The police also rooted out 25 human-smuggling gangs, and arrested 586 organisers or transporters involved in illegal immigration.

Border police uncovered 3,082 drug-related cases, arrested 3,819 suspects and seized nearly 6.5 metric tonnes of drugs last year, ministry figures show.

Year-on-year comparison figures were not released, but Zhu said that generally such crimes are on the rise, and criminals tend to be secretive and better organised, which poses greater challenges to police.

He said border control police have strengthened checks on some mountainous passes and installed more video surveillance equipment in key areas.

"We've enhanced supervision over costal ships and fishing vessels employees, and intensified coastal patrols in some key marine areas," Zhu said.
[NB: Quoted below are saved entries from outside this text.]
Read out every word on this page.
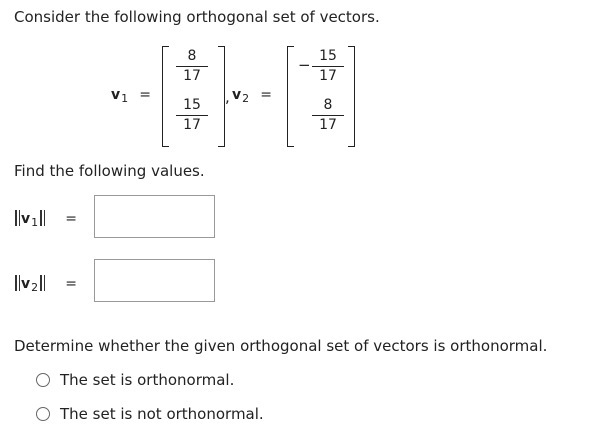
Consider the following orthogonal set of vectors.
$v_1$ =
8
17
15
17
, $v_2$ =
− 15
17
8
17
Find the following values.
$‖v_1$ ‖ =
$‖v_2$ ‖ =
Determine whether the given orthogonal set of vectors is orthonormal.
The set is orthonormal.
The set is not orthonormal.
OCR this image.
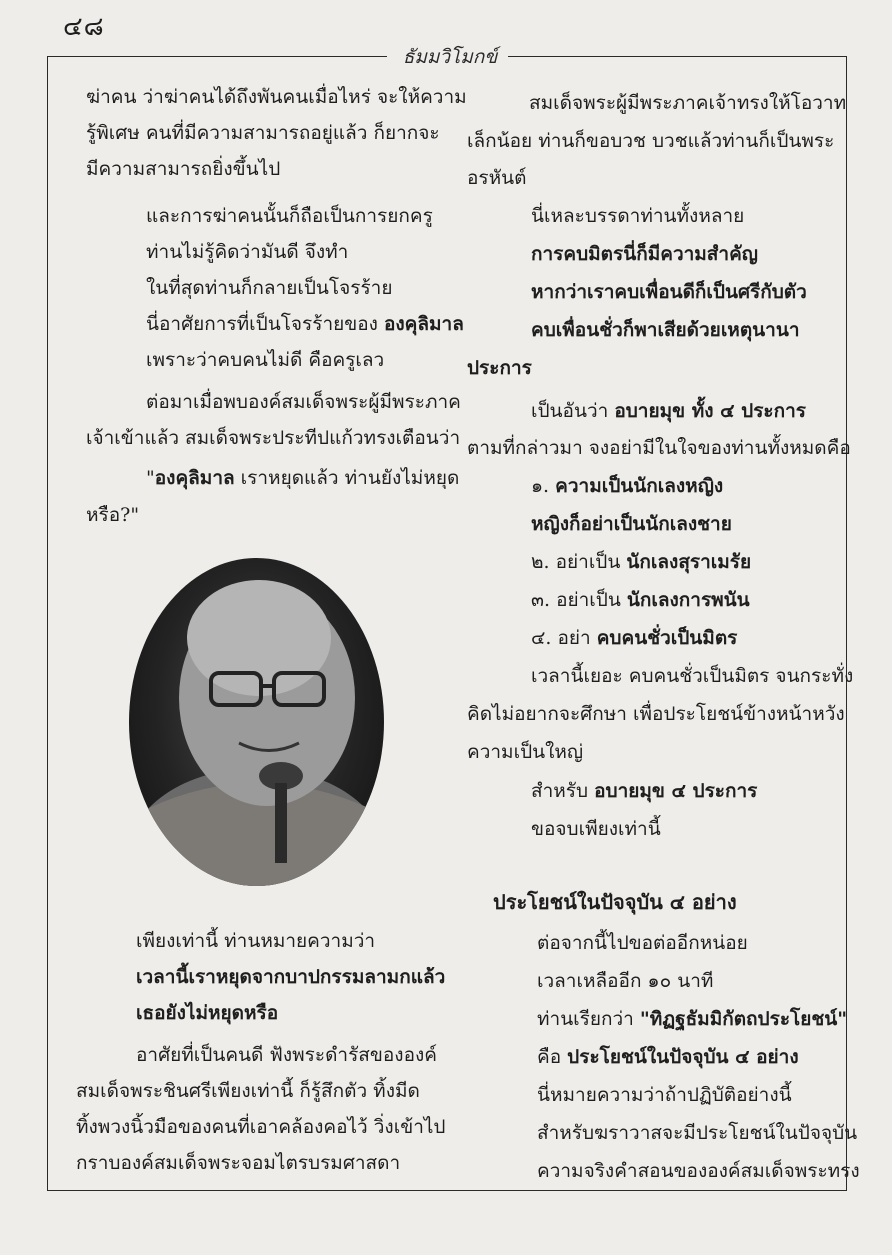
๔๘
ธัมมวิโมกข์
ฆ่าคน ว่าฆ่าคนได้ถึงพันคนเมื่อไหร่ จะให้ความ
รู้พิเศษ คนที่มีความสามารถอยู่แล้ว ก็ยากจะ
มีความสามารถยิ่งขึ้นไป
และการฆ่าคนนั้นก็ถือเป็นการยกครู
ท่านไม่รู้คิดว่ามันดี จึงทำ
ในที่สุดท่านก็กลายเป็นโจรร้าย
นี่อาศัยการที่เป็นโจรร้ายของ องคุลิมาล
เพราะว่าคบคนไม่ดี คือครูเลว
ต่อมาเมื่อพบองค์สมเด็จพระผู้มีพระภาค
เจ้าเข้าแล้ว สมเด็จพระประทีปแก้วทรงเตือนว่า
"องคุลิมาล เราหยุดแล้ว ท่านยังไม่หยุด
หรือ?"
เพียงเท่านี้ ท่านหมายความว่า
เวลานี้เราหยุดจากบาปกรรมลามกแล้ว
เธอยังไม่หยุดหรือ
อาศัยที่เป็นคนดี ฟังพระดำรัสขององค์
สมเด็จพระชินศรีเพียงเท่านี้ ก็รู้สึกตัว ทิ้งมีด
ทิ้งพวงนิ้วมือของคนที่เอาคล้องคอไว้ วิ่งเข้าไป
กราบองค์สมเด็จพระจอมไตรบรมศาสดา
สมเด็จพระผู้มีพระภาคเจ้าทรงให้โอวาท
เล็กน้อย ท่านก็ขอบวช บวชแล้วท่านก็เป็นพระ
อรหันต์
นี่เหละบรรดาท่านทั้งหลาย
การคบมิตรนี่ก็มีความสำคัญ
หากว่าเราคบเพื่อนดีก็เป็นศรีกับตัว
คบเพื่อนชั่วก็พาเสียด้วยเหตุนานา
ประการ
เป็นอันว่า อบายมุข ทั้ง ๔ ประการ
ตามที่กล่าวมา จงอย่ามีในใจของท่านทั้งหมดคือ
๑. ความเป็นนักเลงหญิง
หญิงก็อย่าเป็นนักเลงชาย
๒. อย่าเป็น นักเลงสุราเมรัย
๓. อย่าเป็น นักเลงการพนัน
๔. อย่า คบคนชั่วเป็นมิตร
เวลานี้เยอะ คบคนชั่วเป็นมิตร จนกระทั่ง
คิดไม่อยากจะศึกษา เพื่อประโยชน์ข้างหน้าหวัง
ความเป็นใหญ่
สำหรับ อบายมุข ๔ ประการ
ขอจบเพียงเท่านี้
ประโยชน์ในปัจจุบัน ๔ อย่าง
ต่อจากนี้ไปขอต่ออีกหน่อย
เวลาเหลืออีก ๑๐ นาที
ท่านเรียกว่า "ทิฏฐธัมมิกัตถประโยชน์"
คือ ประโยชน์ในปัจจุบัน ๔ อย่าง
นี่หมายความว่าถ้าปฏิบัติอย่างนี้
สำหรับฆราวาสจะมีประโยชน์ในปัจจุบัน
ความจริงคำสอนขององค์สมเด็จพระทรง
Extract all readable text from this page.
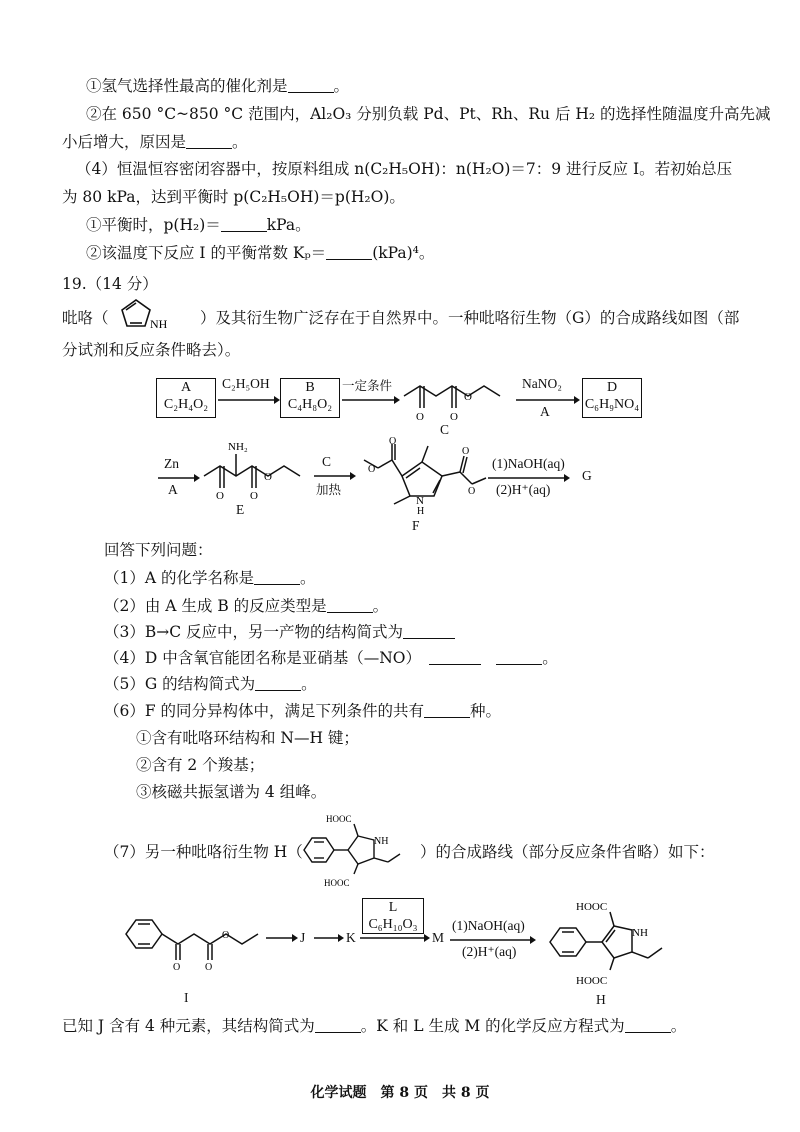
①氢气选择性最高的催化剂是	。
②在 650 °C~850 °C 范围内，Al₂O₃ 分别负载 Pd、Pt、Rh、Ru 后 H₂ 的选择性随温度升高先减
小后增大，原因是	。
（4）恒温恒容密闭容器中，按原料组成 n(C₂H₅OH)：n(H₂O)＝7：9 进行反应 I。若初始总压
为 80 kPa，达到平衡时 p(C₂H₅OH)＝p(H₂O)。
①平衡时，p(H₂)＝	kPa。
②该温度下反应 I 的平衡常数 Kₚ＝	(kPa)⁴。
19.（14 分）
吡咯（	NH ）及其衍生物广泛存在于自然界中。一种吡咯衍生物（G）的合成路线如图（部
分试剂和反应条件略去）。
A
C₂H₄O₂
C₂H₅OH	B
C₄H₈O₂
一定条件
O O
O
C
NaNO₂
A
D
C₆H₉NO₄
Zn
A
NH₂
O O
O
E
C
加热
O
O
O
O
N
H
F
(1)NaOH(aq)
(2)H⁺(aq)
G
回答下列问题：
（1）A 的化学名称是	。
（2）由 A 生成 B 的反应类型是	。
（3）B→C 反应中，另一产物的结构简式为
（4）D 中含氧官能团名称是亚硝基（—NO）　　	。
（5）G 的结构简式为	。
（6）F 的同分异构体中，满足下列条件的共有	种。
①含有吡咯环结构和 N—H 键；
②含有 2 个羧基；
③核磁共振氢谱为 4 组峰。
（7）另一种吡咯衍生物 H（
HOOC
NH
HOOC
）的合成路线（部分反应条件省略）如下：
O O
O
I
J	K
L
C₆H₁₀O₃
M
(1)NaOH(aq)
(2)H⁺(aq)
HOOC
NH
HOOC
H
已知 J 含有 4 种元素，其结构简式为	。K 和 L 生成 M 的化学反应方程式为	。
化学试题　第 8 页　共 8 页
Zhu said tightened international cooperation also plays an important role in preventing and uncovering cross-border crimes.

He said the ministry's border control department has established cooperation with counterparts in 14 neighbouring countries, and signed bilateral and multilateral agreements on border management and combating crimes.

Meanwhile, the border control department has initiated the North Pacific Coast Guard Forum, together with the maritime law enforcement agencies from the United States, Canada, Russia, Japan, South Korea and some other countries. They regularly hold joint maritime exercises on fighting illegal immigration, drug trafficking and other cross-border crimes.

Zhu said more such international cooperation is needed, and priority will be placed on the joint initiative against terrorism-related smuggling. He did not elaborate.

China is adjacent to 14 countries, with 22,000 kilometres of borders, 18,000 kilometres of coastline and more than 300 ports.

"We can inform one another of our counterparts adjustments in migration policies and have more communication and cooperation in technology applications, personnel training, as well as cross-border rescue and clearance of passengers," said Li Guifang, deputy director of the criminal defence committee under the All China Lawyers' Association.